The right-to-work law prohibits requiring employees to become a union member or to pay union dues as a condition of employment. The law will take effect to prohibit agreements that include these conditions on August 28, 2017. Once in effect, the law will apply to all agreements renewed, amended, or created. Current union employees must affirmatively revoke any existing agreements about dues in accordance with their CBA or other agreement in order to avoid contractual liability. The right-to-work law excludes federal employers and employees and those covered under the federal Railway Labor Act.

One exception to the law’s applicability has the potential to result in differing impacts on government contractors depending on where they perform their work. Section 7(3) of the enacted Senate Bill provides that the right-to-work law will not apply to “employers and employees on exclusive federal enclaves.”

Federal enclaves refer to certain federal property obtained with the consent of the state wherein the federal property lies.

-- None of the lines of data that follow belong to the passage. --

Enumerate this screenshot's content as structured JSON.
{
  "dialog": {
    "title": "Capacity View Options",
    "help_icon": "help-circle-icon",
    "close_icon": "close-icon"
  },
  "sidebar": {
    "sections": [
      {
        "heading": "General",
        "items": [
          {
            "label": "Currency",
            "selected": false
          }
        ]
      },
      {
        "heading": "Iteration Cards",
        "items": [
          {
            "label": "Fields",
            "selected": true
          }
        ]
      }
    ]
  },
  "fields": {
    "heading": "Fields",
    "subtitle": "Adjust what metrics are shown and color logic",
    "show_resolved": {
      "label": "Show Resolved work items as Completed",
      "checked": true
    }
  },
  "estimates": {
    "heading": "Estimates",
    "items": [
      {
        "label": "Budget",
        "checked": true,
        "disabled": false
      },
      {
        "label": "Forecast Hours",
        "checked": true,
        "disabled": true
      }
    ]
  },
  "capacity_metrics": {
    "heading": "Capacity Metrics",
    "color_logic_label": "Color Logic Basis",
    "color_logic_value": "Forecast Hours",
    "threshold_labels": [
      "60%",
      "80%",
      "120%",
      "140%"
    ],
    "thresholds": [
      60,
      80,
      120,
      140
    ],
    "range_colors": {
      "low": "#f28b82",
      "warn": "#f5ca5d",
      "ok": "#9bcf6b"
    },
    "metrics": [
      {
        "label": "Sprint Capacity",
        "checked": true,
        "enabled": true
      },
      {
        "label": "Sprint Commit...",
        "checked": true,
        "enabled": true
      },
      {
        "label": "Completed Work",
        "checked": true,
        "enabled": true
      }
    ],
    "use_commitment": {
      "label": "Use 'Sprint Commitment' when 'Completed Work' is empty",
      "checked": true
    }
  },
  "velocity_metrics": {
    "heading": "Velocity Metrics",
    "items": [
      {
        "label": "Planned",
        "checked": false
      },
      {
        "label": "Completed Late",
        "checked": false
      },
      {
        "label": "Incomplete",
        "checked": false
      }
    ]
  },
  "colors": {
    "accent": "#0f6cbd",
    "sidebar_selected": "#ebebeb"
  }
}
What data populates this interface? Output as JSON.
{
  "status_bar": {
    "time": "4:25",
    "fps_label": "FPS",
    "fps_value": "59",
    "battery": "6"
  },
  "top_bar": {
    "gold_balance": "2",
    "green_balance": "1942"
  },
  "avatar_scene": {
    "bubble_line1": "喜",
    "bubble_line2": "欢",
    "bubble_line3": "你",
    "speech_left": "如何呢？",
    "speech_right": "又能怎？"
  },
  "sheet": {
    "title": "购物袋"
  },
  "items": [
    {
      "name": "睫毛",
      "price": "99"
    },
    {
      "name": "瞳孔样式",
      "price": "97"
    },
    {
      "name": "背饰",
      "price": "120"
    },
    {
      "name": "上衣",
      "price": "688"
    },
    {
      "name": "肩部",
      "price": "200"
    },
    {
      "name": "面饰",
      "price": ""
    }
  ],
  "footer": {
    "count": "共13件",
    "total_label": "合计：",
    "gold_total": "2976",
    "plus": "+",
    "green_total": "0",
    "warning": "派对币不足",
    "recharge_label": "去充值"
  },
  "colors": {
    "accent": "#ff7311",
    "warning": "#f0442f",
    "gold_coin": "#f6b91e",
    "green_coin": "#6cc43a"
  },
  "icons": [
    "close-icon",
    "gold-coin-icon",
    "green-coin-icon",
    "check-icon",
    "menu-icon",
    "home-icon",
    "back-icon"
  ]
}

This can include military bases, federal facilities, and other national grounds within a state such as national parks or forests. Federal enclaves exist as a result of a United States Constitutional provision (Art. I, Section 8, Clause 17) but requires a nuanced analysis to identify because of requirements relating to when the federal government obtained the property.

Judge Gorsuch, as part of a Tenth Circuit panel, reviewed the issue of federal enclaves in Allison v. Boeing Laser Technical Services. That case illustrated several important aspects of the federal enclave doctrine such as the inability of state laws that are inconsistent with federal law to operate within an enclave and the relevance of the time that the property became an enclave to whether new state laws continue to apply to the property. If you conduct work on federal sites and have questions about whether the federal enclave exception applies to you, contact a Husch Blackwell labor and employment attorney.

Contractors not performing work on federal enclaves in Missouri should monitor attempts to reverse right-to-work via a referendum vote. Immediately after Governor Greitens signed the bill into law, a union federation (AFL-CIO) submitted a referendum petition with the Missouri Secretary of State’s office about the right-to-work law. This means that if AFL-CIO can compile enough signatures for a referendum, then the people of Missouri will vote in the November 2018 election on whether to keep right-to-work.